Due to P&C, I cannot share instances of the data, however these are examples of the categorical features, and the number of different data for each feature:

  • Country (nominal) (40)
  • Job Grade (ordinal) (8)
  • Year/Quarter Joined (can be ordinal or nominal) (15)
  • Department/Business Unit (nominal) (10)

Library used: scikit-learn

Best Answer

If you have ordinal variables you should encode them by mapping each one to a number. The numbers should be selected in such a way to depict the order or hierarchy of the values in your variable.

For example, say you have a variable called ratings which assumes the values "bad", "good", "very good". This is clearly an ordinal variable as these values have a clear order ("bad" < "good" < "very good"). In this case you want to map these to three numbers that preserve that order (e.g. "1", "2", "3").

If you have nominal (or categorical) variables you should perform a one-hot encoding. With this scheme you create $M$ new variables, where $M$ is the number of unique values in your variable (e.g. above $M$ was $3$). Each of these variables corresponds to one of the values. To encode the data this way, for each sample, you look at the value of the nominal variable and place $1$ to the corresponding new variable you created; the other variables take the value of $0$.
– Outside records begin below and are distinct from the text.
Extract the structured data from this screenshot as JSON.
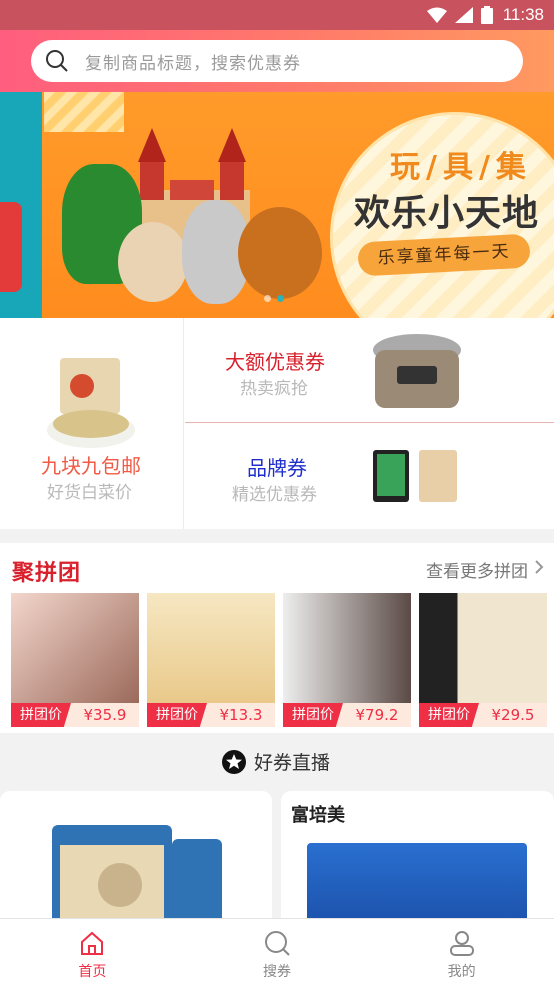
{
  "status_bar": {
    "time": "11:38"
  },
  "search": {
    "placeholder": "复制商品标题，搜索优惠券"
  },
  "banner": {
    "title_small": "玩/具/集",
    "title_big": "欢乐小天地",
    "pill_text": "乐享童年每一天",
    "slide_count": 2,
    "active_slide": 2
  },
  "promo": {
    "left": {
      "title": "九块九包邮",
      "subtitle": "好货白菜价",
      "title_color": "#f05a45"
    },
    "right_top": {
      "title": "大额优惠券",
      "subtitle": "热卖疯抢",
      "title_color": "#d8212d"
    },
    "right_bottom": {
      "title": "品牌券",
      "subtitle": "精选优惠券",
      "title_color": "#1f2fcc"
    }
  },
  "group_buy": {
    "title": "聚拼团",
    "more_label": "查看更多拼团",
    "items": [
      {
        "label": "拼团价",
        "price": "¥35.9"
      },
      {
        "label": "拼团价",
        "price": "¥13.3"
      },
      {
        "label": "拼团价",
        "price": "¥79.2"
      },
      {
        "label": "拼团价",
        "price": "¥29.5"
      }
    ]
  },
  "coupon_live": {
    "title": "好券直播"
  },
  "feed": {
    "right_card_brand": "富培美"
  },
  "tabbar": {
    "items": [
      {
        "label": "首页",
        "icon": "home-icon",
        "active": true
      },
      {
        "label": "搜券",
        "icon": "search-icon",
        "active": false
      },
      {
        "label": "我的",
        "icon": "user-icon",
        "active": false
      }
    ]
  },
  "colors": {
    "accent": "#ee2f45",
    "header_start": "#ff5e7e",
    "header_end": "#ff9a60"
  }
}
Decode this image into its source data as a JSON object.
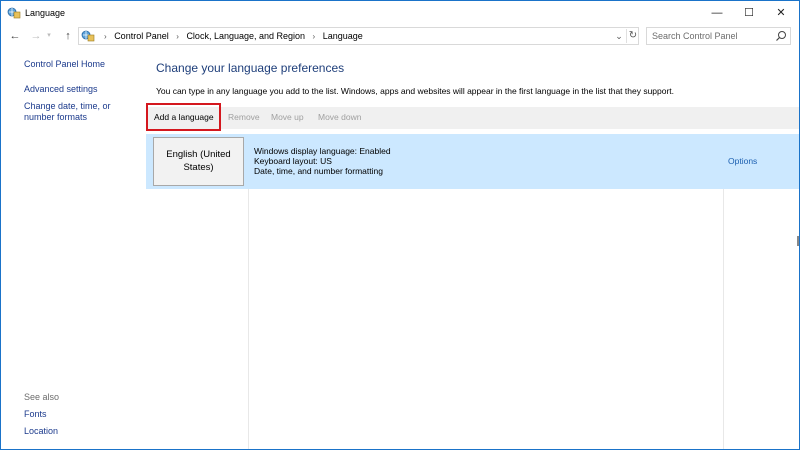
{
  "window": {
    "title": "Language",
    "controls": {
      "minimize": "—",
      "maximize": "☐",
      "close": "✕"
    }
  },
  "nav": {
    "back_icon": "arrow-left-icon",
    "forward_icon": "arrow-right-icon",
    "up_icon": "arrow-up-icon",
    "breadcrumb": [
      "Control Panel",
      "Clock, Language, and Region",
      "Language"
    ],
    "search_placeholder": "Search Control Panel"
  },
  "sidebar": {
    "home": "Control Panel Home",
    "advanced": "Advanced settings",
    "date_time": "Change date, time, or number formats",
    "see_also": "See also",
    "fonts": "Fonts",
    "location": "Location"
  },
  "main": {
    "title": "Change your language preferences",
    "description": "You can type in any language you add to the list. Windows, apps and websites will appear in the first language in the list that they support.",
    "toolbar": {
      "add": "Add a language",
      "remove": "Remove",
      "move_up": "Move up",
      "move_down": "Move down"
    },
    "languages": [
      {
        "name": "English (United States)",
        "details": [
          "Windows display language: Enabled",
          "Keyboard layout: US",
          "Date, time, and number formatting"
        ],
        "options": "Options"
      }
    ]
  },
  "colors": {
    "selection": "#cce8ff",
    "toolbar_bg": "#f0f0f0",
    "highlight_border": "#d4171e",
    "title_blue": "#1e3e7a",
    "link_blue": "#1b5fb0"
  }
}
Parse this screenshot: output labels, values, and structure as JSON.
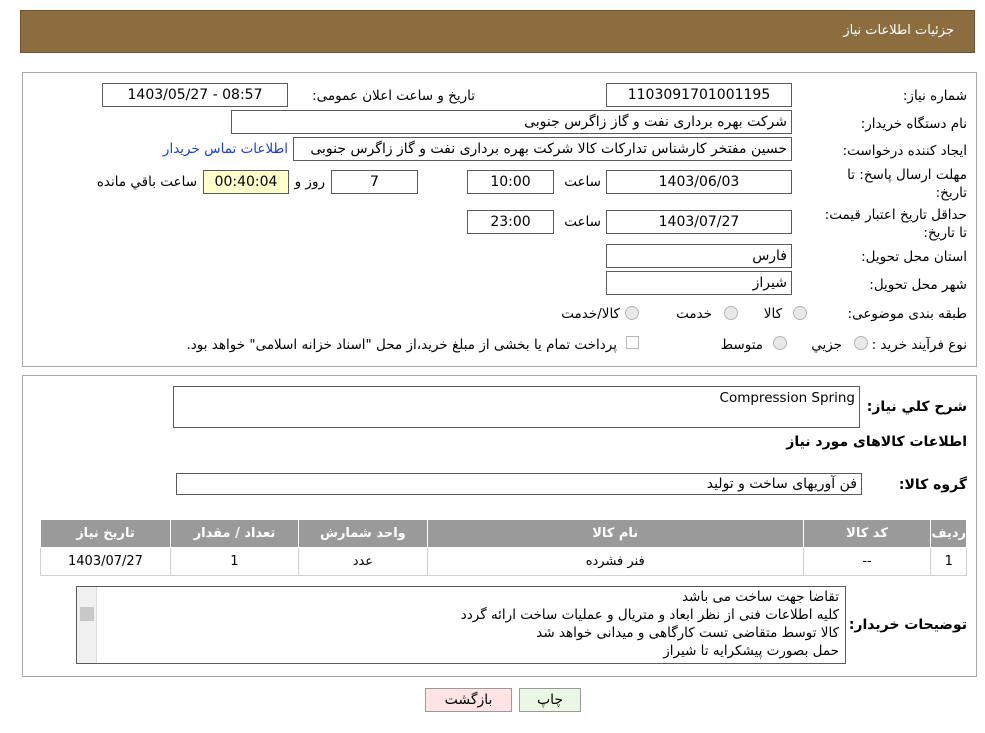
{
  "header": {
    "title": "جزئیات اطلاعات نیاز"
  },
  "form": {
    "need_number_label": "شماره نیاز:",
    "need_number": "1103091701001195",
    "announce_label": "تاریخ و ساعت اعلان عمومی:",
    "announce_value": "1403/05/27 - 08:57",
    "buyer_label": "نام دستگاه خریدار:",
    "buyer_value": "شرکت بهره برداری نفت و گاز زاگرس جنوبی",
    "creator_label": "ایجاد کننده درخواست:",
    "creator_value": "حسین مفتخر کارشناس تدارکات کالا شرکت بهره برداری نفت و گاز زاگرس جنوبی",
    "contact_link": "اطلاعات تماس خریدار",
    "deadline_label": "مهلت ارسال پاسخ: تا تاریخ:",
    "deadline_date": "1403/06/03",
    "time_label": "ساعت",
    "deadline_time": "10:00",
    "days_value": "7",
    "days_label": "روز و",
    "remaining_time": "00:40:04",
    "remaining_label": "ساعت باقي مانده",
    "validity_label": "حداقل تاريخ اعتبار قيمت: تا تاريخ:",
    "validity_date": "1403/07/27",
    "validity_time": "23:00",
    "province_label": "استان محل تحویل:",
    "province_value": "فارس",
    "city_label": "شهر محل تحویل:",
    "city_value": "شیراز",
    "category_label": "طبقه بندی موضوعی:",
    "category_options": [
      "کالا",
      "خدمت",
      "کالا/خدمت"
    ],
    "process_label": "نوع فرآیند خرید :",
    "process_options": [
      "جزیي",
      "متوسط"
    ],
    "payment_text": "پرداخت تمام یا بخشی از مبلغ خرید،از محل \"اسناد خزانه اسلامی\" خواهد بود."
  },
  "details": {
    "summary_label": "شرح كلي نياز:",
    "summary_value": "Compression Spring",
    "goods_info_title": "اطلاعات کالاهای مورد نیاز",
    "group_label": "گروه کالا:",
    "group_value": "فن آوریهای ساخت و تولید",
    "table": {
      "headers": [
        "ردیف",
        "کد کالا",
        "نام کالا",
        "واحد شمارش",
        "تعداد / مقدار",
        "تاریخ نیاز"
      ],
      "rows": [
        [
          "1",
          "--",
          "فنر فشرده",
          "عدد",
          "1",
          "1403/07/27"
        ]
      ]
    },
    "notes_label": "توضیحات خریدار:",
    "notes": [
      "تقاضا جهت ساخت می باشد",
      "کلیه اطلاعات فنی از نظر ابعاد و متریال و عملیات ساخت ارائه گردد",
      "کالا توسط متقاضی تست کارگاهی و میدانی خواهد شد",
      "حمل بصورت پیشکرایه تا شیراز"
    ]
  },
  "buttons": {
    "print": "چاپ",
    "back": "بازگشت"
  },
  "colors": {
    "header_bg": "#8c6d3f",
    "remaining_bg": "#ffffcc",
    "print_bg": "#eaf7e4",
    "back_bg": "#fde3e3"
  }
}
For example, say you have a variable called color and it takes the values "yellow", "red" and "green". These values can't be ordered in any way, so we clearly have a nominal variable. Like we said we now create $3$ new variables, each one corresponding to a value of the nominal (i.e. each one corresponds to a color). If a sample has a color of "red" the new red variable becomes $1$ while the other two are set to $0$.

While this increases your problem's dimensionality (which usually isn't a good thing), it avoids leading your to making false assumptions regarding the order of the variable (e.g. "red" < "yellow").